Articles
7 June 2023

Bank of Canada surprises with a hike and hints at more to come

The Bank of Canada has resumed interest rate increases after a five-month hiatus. Demand is proving to be more resilient and inflation could be more persistent. Another hike looks likely in July, but we are wary about pushing for more aggressive action. The attractive risk-adjusted carry can keep CAD in investors' favour for longer 

Bank of Canada building in Ottawa
Bank of Canada building in Ottawa

BoC tightening is back

We have had a surprise 25bp interest rate increase from the Bank of Canada, which takes the target for the overnight rate to 4.75% having been on hold at 4.5% since last hiking at the January meeting. Only around 10bp was priced beforehand with one-third of economists looking for an increase, but odds had certainly risen in the wake of Australia's own 25bp non-consensus rate rise earlier this week.

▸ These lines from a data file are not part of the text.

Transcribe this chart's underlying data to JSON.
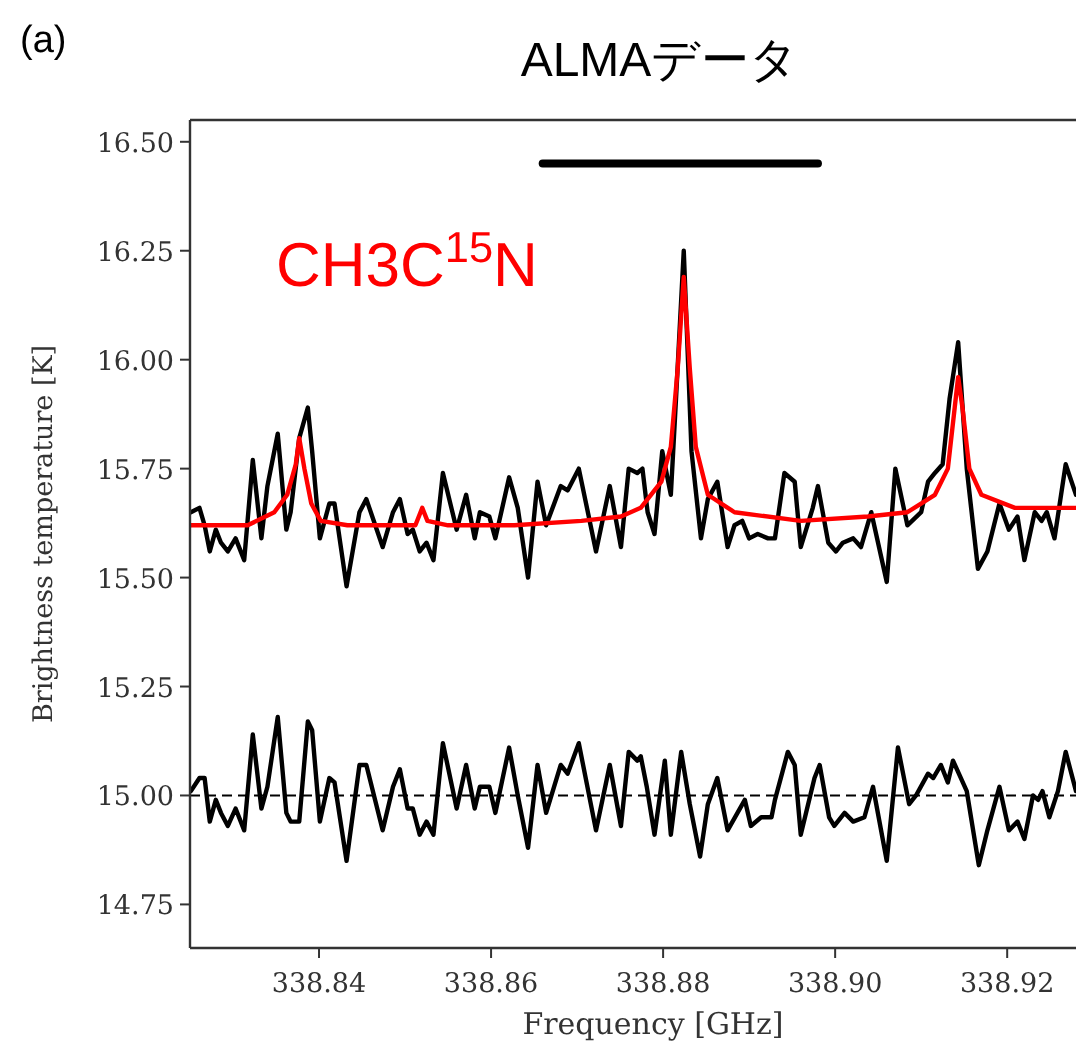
{
  "chart_data": {
    "type": "line",
    "title": "ALMAデータ",
    "xlabel": "Frequency [GHz]",
    "ylabel": "Brightness temperature [K]",
    "annotations": [
      "(a)"
    ],
    "xlim": [
      338.825,
      338.928
    ],
    "ylim": [
      14.65,
      16.55
    ],
    "xticks": [
      {
        "value": 338.84,
        "label": "338.84"
      },
      {
        "value": 338.86,
        "label": "338.86"
      },
      {
        "value": 338.88,
        "label": "338.88"
      },
      {
        "value": 338.9,
        "label": "338.90"
      },
      {
        "value": 338.92,
        "label": "338.92"
      }
    ],
    "yticks": [
      {
        "value": 14.75,
        "label": "14.75"
      },
      {
        "value": 15,
        "label": "15.00"
      },
      {
        "value": 15.25,
        "label": "15.25"
      },
      {
        "value": 15.5,
        "label": "15.50"
      },
      {
        "value": 15.75,
        "label": "15.75"
      },
      {
        "value": 16,
        "label": "16.00"
      },
      {
        "value": 16.25,
        "label": "16.25"
      },
      {
        "value": 16.5,
        "label": "16.50"
      }
    ],
    "ref_lines": [
      {
        "axis": "y",
        "value": 15.0,
        "color": "#000000",
        "line_style": "dashed"
      }
    ],
    "series": [
      {
        "color": "#000000",
        "x": [
          338.8251,
          338.8261,
          338.8267,
          338.8273,
          338.828,
          338.8286,
          338.8294,
          338.8303,
          338.8313,
          338.8323,
          338.8333,
          338.834,
          338.8352,
          338.8362,
          338.8367,
          338.8377,
          338.8387,
          338.8392,
          338.8401,
          338.8412,
          338.8418,
          338.8432,
          338.8447,
          338.8455,
          338.8474,
          338.8486,
          338.8494,
          338.8503,
          338.8509,
          338.8517,
          338.8525,
          338.8533,
          338.8544,
          338.856,
          338.8571,
          338.8581,
          338.8587,
          338.8598,
          338.8605,
          338.8621,
          338.8631,
          338.8643,
          338.8654,
          338.8664,
          338.8681,
          338.8689,
          338.8702,
          338.8722,
          338.8738,
          338.8751,
          338.876,
          338.877,
          338.8776,
          338.8782,
          338.879,
          338.8799,
          338.8809,
          338.8815,
          338.8824,
          338.8833,
          338.8844,
          338.8852,
          338.8863,
          338.8875,
          338.8883,
          338.8892,
          338.89,
          338.891,
          338.8922,
          338.893,
          338.8941,
          338.8953,
          338.896,
          338.8974,
          338.898,
          338.8992,
          338.9001,
          338.9009,
          338.9021,
          338.903,
          338.9042,
          338.906,
          338.907,
          338.9084,
          338.91,
          338.9108,
          338.9116,
          338.9125,
          338.9133,
          338.9143,
          338.9153,
          338.9166,
          338.9177,
          338.9191,
          338.9202,
          338.9212,
          338.922,
          338.9232,
          338.924,
          338.9246,
          338.9255,
          338.9268,
          338.928
        ],
        "values": [
          15.65,
          15.66,
          15.62,
          15.56,
          15.61,
          15.58,
          15.56,
          15.59,
          15.54,
          15.77,
          15.59,
          15.71,
          15.83,
          15.61,
          15.65,
          15.82,
          15.89,
          15.79,
          15.59,
          15.67,
          15.67,
          15.48,
          15.65,
          15.68,
          15.57,
          15.65,
          15.68,
          15.6,
          15.61,
          15.56,
          15.58,
          15.54,
          15.74,
          15.61,
          15.69,
          15.59,
          15.65,
          15.64,
          15.59,
          15.73,
          15.66,
          15.5,
          15.72,
          15.62,
          15.71,
          15.7,
          15.75,
          15.56,
          15.71,
          15.57,
          15.75,
          15.74,
          15.75,
          15.65,
          15.6,
          15.79,
          15.69,
          15.91,
          16.25,
          15.79,
          15.59,
          15.68,
          15.72,
          15.57,
          15.62,
          15.63,
          15.59,
          15.6,
          15.59,
          15.59,
          15.74,
          15.72,
          15.57,
          15.66,
          15.71,
          15.58,
          15.56,
          15.58,
          15.59,
          15.57,
          15.65,
          15.49,
          15.75,
          15.62,
          15.65,
          15.72,
          15.74,
          15.76,
          15.91,
          16.04,
          15.75,
          15.52,
          15.56,
          15.67,
          15.61,
          15.64,
          15.54,
          15.65,
          15.63,
          15.65,
          15.59,
          15.76,
          15.69
        ]
      },
      {
        "name": "CH3C$^{15}$N",
        "color": "#ff0000",
        "x": [
          338.8251,
          338.8317,
          338.8348,
          338.8363,
          338.8373,
          338.8377,
          338.8383,
          338.8391,
          338.8402,
          338.8433,
          338.8495,
          338.8512,
          338.852,
          338.8526,
          338.855,
          338.8627,
          338.8705,
          338.8751,
          338.8774,
          338.8798,
          338.8809,
          338.8817,
          338.8824,
          338.8831,
          338.8838,
          338.8852,
          338.8883,
          338.896,
          338.9038,
          338.9084,
          338.9116,
          338.9131,
          338.9139,
          338.9143,
          338.9148,
          338.9156,
          338.917,
          338.9209,
          338.928
        ],
        "values": [
          15.62,
          15.62,
          15.65,
          15.69,
          15.76,
          15.82,
          15.75,
          15.67,
          15.63,
          15.62,
          15.62,
          15.62,
          15.66,
          15.63,
          15.62,
          15.62,
          15.63,
          15.64,
          15.66,
          15.72,
          15.8,
          15.98,
          16.19,
          15.98,
          15.8,
          15.69,
          15.65,
          15.63,
          15.64,
          15.65,
          15.69,
          15.75,
          15.89,
          15.96,
          15.89,
          15.75,
          15.69,
          15.66,
          15.66
        ]
      },
      {
        "color": "#000000",
        "x": [
          338.8251,
          338.8261,
          338.8267,
          338.8273,
          338.828,
          338.8286,
          338.8294,
          338.8303,
          338.8313,
          338.8323,
          338.8333,
          338.834,
          338.8352,
          338.8362,
          338.8367,
          338.8377,
          338.8387,
          338.8392,
          338.8401,
          338.8412,
          338.8418,
          338.8432,
          338.8447,
          338.8455,
          338.8474,
          338.8486,
          338.8494,
          338.8503,
          338.8509,
          338.8517,
          338.8525,
          338.8533,
          338.8544,
          338.856,
          338.8571,
          338.8581,
          338.8587,
          338.8598,
          338.8605,
          338.8621,
          338.8631,
          338.8643,
          338.8654,
          338.8664,
          338.8681,
          338.8689,
          338.8702,
          338.8722,
          338.8738,
          338.8751,
          338.876,
          338.877,
          338.8774,
          338.8781,
          338.879,
          338.8802,
          338.8809,
          338.8821,
          338.8831,
          338.8843,
          338.8852,
          338.8863,
          338.8875,
          338.8895,
          338.8902,
          338.8914,
          338.8926,
          338.893,
          338.8945,
          338.8953,
          338.896,
          338.8976,
          338.8982,
          338.8993,
          338.8999,
          338.9011,
          338.9021,
          338.9034,
          338.9044,
          338.906,
          338.9073,
          338.9086,
          338.9094,
          338.9108,
          338.9114,
          338.9123,
          338.9131,
          338.9137,
          338.9153,
          338.9167,
          338.9177,
          338.9191,
          338.9202,
          338.9212,
          338.922,
          338.923,
          338.9236,
          338.9241,
          338.9249,
          338.9259,
          338.9268,
          338.928
        ],
        "values": [
          15.01,
          15.04,
          15.04,
          14.94,
          14.99,
          14.96,
          14.93,
          14.97,
          14.92,
          15.14,
          14.97,
          15.02,
          15.18,
          14.96,
          14.94,
          14.94,
          15.17,
          15.15,
          14.94,
          15.04,
          15.03,
          14.85,
          15.07,
          15.07,
          14.92,
          15.02,
          15.06,
          14.97,
          14.97,
          14.91,
          14.94,
          14.91,
          15.12,
          14.97,
          15.07,
          14.97,
          15.02,
          15.02,
          14.96,
          15.11,
          15.0,
          14.88,
          15.07,
          14.96,
          15.07,
          15.05,
          15.12,
          14.92,
          15.07,
          14.93,
          15.1,
          15.08,
          15.09,
          15.02,
          14.91,
          15.08,
          14.91,
          15.1,
          14.98,
          14.86,
          14.98,
          15.04,
          14.92,
          14.99,
          14.93,
          14.95,
          14.95,
          14.99,
          15.1,
          15.07,
          14.91,
          15.04,
          15.07,
          14.95,
          14.93,
          14.96,
          14.94,
          14.95,
          15.02,
          14.85,
          15.11,
          14.98,
          15.0,
          15.05,
          15.04,
          15.07,
          15.03,
          15.08,
          15.01,
          14.84,
          14.92,
          15.02,
          14.92,
          14.94,
          14.9,
          15.0,
          14.99,
          15.01,
          14.95,
          15.01,
          15.1,
          15.01
        ]
      },
      {
        "color": "#000000",
        "x": [
          338.866,
          338.898
        ],
        "values": [
          16.45,
          16.45
        ]
      }
    ]
  }
}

The accompanying statement talks of activity being stronger than expected, the housing market picking up and labour conditions remaining tight, which combined means "excess demand in the economy looks to be more persistent than anticipated". Meanwhile, there was an acknowledgement that the annual rate of Consumer Price Inflation picked up for the first time in 10 months and there are concerns that "inflation could get stuck materially above the 2% target". The Bank therefore decided to hike "reflecting our view that monetary policy was not sufficiently restrictive to bring supply and demand back into balance and return inflation sustainably to the 2% target".

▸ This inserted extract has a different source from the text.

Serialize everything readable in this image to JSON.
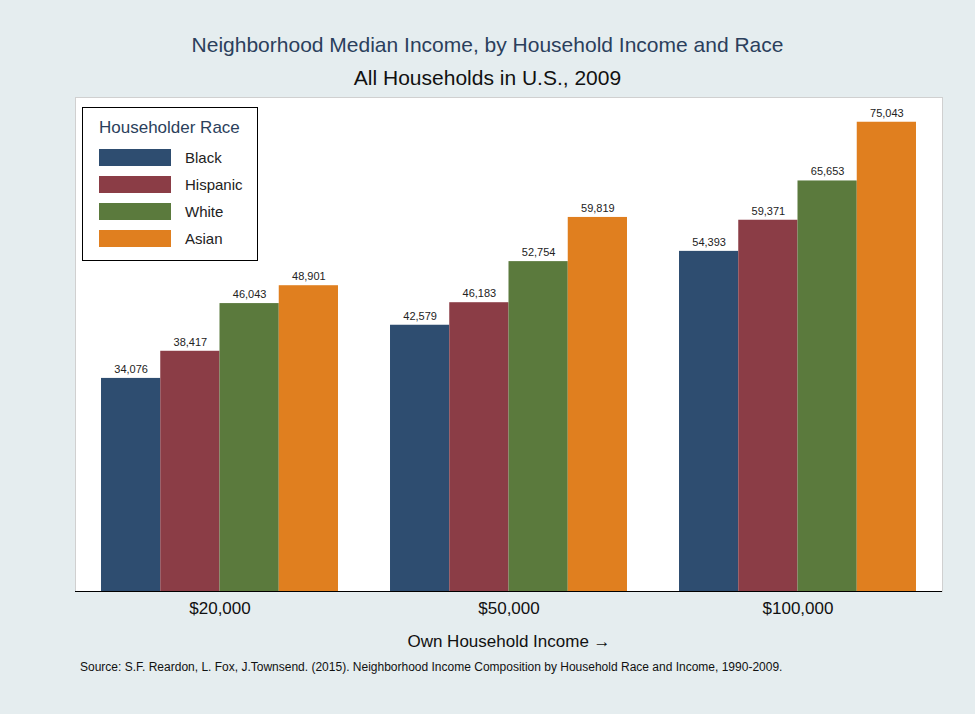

Tightening cycles in Canada, US and eurozone

Source: ING, Bank of Canada, Fed, ECB
ING, Bank of Canada, Fed, ECB

There was little in the way of forward guidance other than to say it will continue to evaluate inflation, wage and demand dynamics. Nonetheless, having restarted hiking after a five-month period the odds certainly favour at least one additional move. Markets are fully discounting a further 25bp hike at the July policy meeting with a decent chance of another in September with rates staying 50bp higher through to year end. We would agree that a 25bp hike in July looks very likely, but are less convinced on a September move at this stage. The BoC themselves acknowledged inflation is likely to slow to “3% in the summer” and that “financial conditions have tightened back to those seen before the bank failures in the United States and Switzerland”. Given that monetary policy tends to take effect with long lags we are wary about pushing too aggressively ahead with more rate hikes.

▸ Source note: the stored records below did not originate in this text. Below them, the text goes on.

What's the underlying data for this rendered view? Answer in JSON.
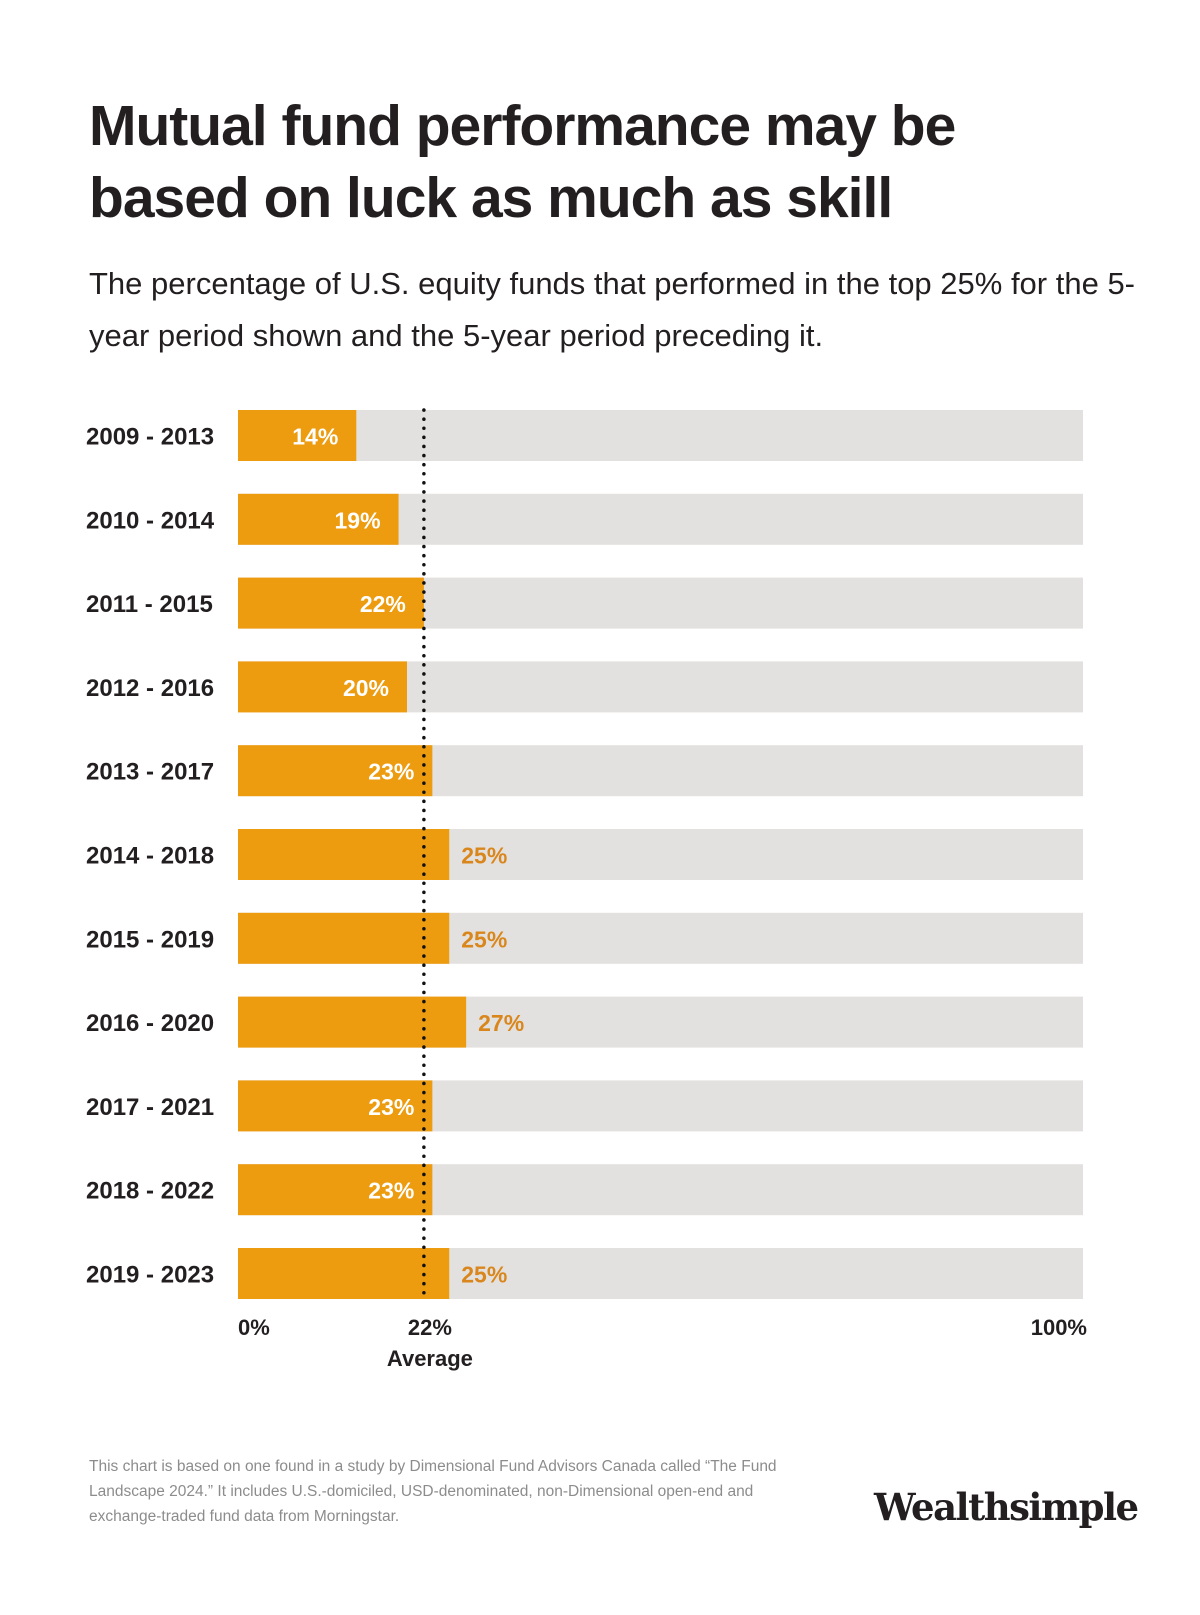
{
  "title": "Mutual fund performance may be based on luck as much as skill",
  "subtitle": "The percentage of U.S. equity funds that performed in the top 25% for the 5-year period shown and the 5-year period preceding it.",
  "footnote": "This chart is based on one found in a study by Dimensional Fund Advisors Canada called “The Fund Landscape 2024.” It includes U.S.-domiciled, USD-denominated, non-Dimensional open-end and exchange-traded fund data from Morningstar.",
  "logo": "Wealthsimple",
  "colors": {
    "bar": "#ed9b0f",
    "track": "#e3e1df",
    "label_outside": "#d9861c",
    "label_inside": "#ffffff",
    "text": "#231f20",
    "footnote": "#8c8c8c"
  },
  "chart_data": {
    "type": "bar",
    "orientation": "horizontal",
    "categories": [
      "2009 - 2013",
      "2010 - 2014",
      "2011 - 2015",
      "2012 - 2016",
      "2013 - 2017",
      "2014 - 2018",
      "2015 - 2019",
      "2016 - 2020",
      "2017 - 2021",
      "2018 - 2022",
      "2019 - 2023"
    ],
    "values": [
      14,
      19,
      22,
      20,
      23,
      25,
      25,
      27,
      23,
      23,
      25
    ],
    "data_labels": [
      "14%",
      "19%",
      "22%",
      "20%",
      "23%",
      "25%",
      "25%",
      "27%",
      "23%",
      "23%",
      "25%"
    ],
    "xlim": [
      0,
      100
    ],
    "tick_labels": [
      "0%",
      "100%"
    ],
    "reference_line": {
      "value": 22,
      "label": "22%",
      "caption": "Average",
      "style": "dotted"
    },
    "grid": false
  }
}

Loonie’s momentum getting even stronger

The BoC hike today sent USD/CAD lower and the pair is now aiming at testing the November 2022 lows at 1.32/1.33. Below that, we’d be looking at 1.30 as the next key resistance level for the pair.

As discussed above, we don’t see reasons to push back against market expectations for another 25bp hike in July at this stage. Since this is fully priced in, there is arguably limited direct implications for CAD in terms of further hawkish repricing, especially considering we are not convinced another hike in September will be delivered. However, the resumption of the tightening cycle is keeping loonie’s risk-adjusted carry very attractive – as shown below.

Volatility-adjusted 3-month carry in G10

Source: ING, Refinitiv
ING, Refinitiv

Our pre-BoC forecast for USD/CAD had 1.30 as an end-3Q target. We now think the chances of 1.30 being hit earlier this summer are quite elevated. Later in the year, a negative re-rating in US growth expectations and prospective Fed cuts late in 2023 can impact CAD negatively and we expect it to lag other procyclicals later in the year. But fresh BoC tightening means that USD/CAD may trade closer to 1.25 than 1.30 by year-end.